La vache à la jambe de bois.
M. R. , fermier des environs de Chartres, possédait une vache qu'il affectionnait particulièrement.
Deux raisons l'y incitaient: c'était une de ses meilleures laitières et l'élève de sa défunte femme.
Un jour, l'animal se cassa la jambe.

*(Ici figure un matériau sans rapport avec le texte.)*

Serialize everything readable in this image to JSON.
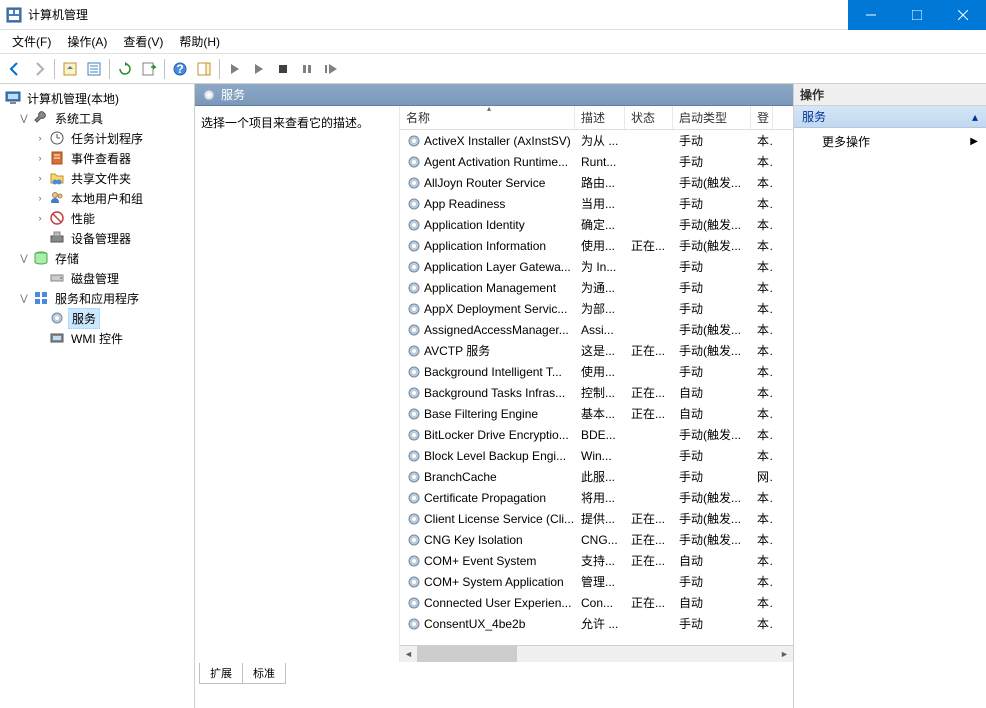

Le vétérinaire appelé conseilla de la vendre pour la boucherie, mais comme le cultivateur s'y refusait obstinément, le praticien déclara:
- L'amputation est indispensable... Vous serez bien avancé avec une bête à trois jambes... La voyez-vous partant à cloche pied?... Si elle en avait cinq, passe encore, vous pourriez la montrer à la foire et vous faire de petites rentes avec!
M. B. ne paru pas goûter la plaisanterie.
Il répliqua très grave:
- Si l'on ne peut éviter l'amputation, pratiquez la... Ma vache aura une jambe de bois, voilà tout.
Quelques jours après, l'opération ayant parfaitement réussi, le fermier entrait chez un orthopédiste.
- Je voudrais une jambe de bois, demanda-t-il
- Pour homme, pour femme ou pour enfant? interrogea le commerçant.
M. B. secoua la tête.
- Non, pour vache.
- Nous n'avons pas cet article en magasin... Il faudrait la faire sur mesure.
Il en fut ainsi et après peu de temps, la bête invalide reprenait sa place dans le troupeau, avec un peu plus de raideur qu'autrefois, voilà tout.
Le même animal, au cours de sa jeunesse, avait eu une aventure assez singulière. Elle était fort étourdie; un jour, voulant sauter entre deux arbres, sa longe se prit dans une branche et la folâtre sauteuse demeura suspendue en l'air jusqu'à ce que son maître, attiré pas ses beuglements, parvint, non sans peine, à la sortir de cette délicate situation.
Cette vache mourut de vieillesse. Franchement sa destinée lui valait bien cette distinction.
Mon Dimanche, revue populaire illustrée, 24 mai 1903.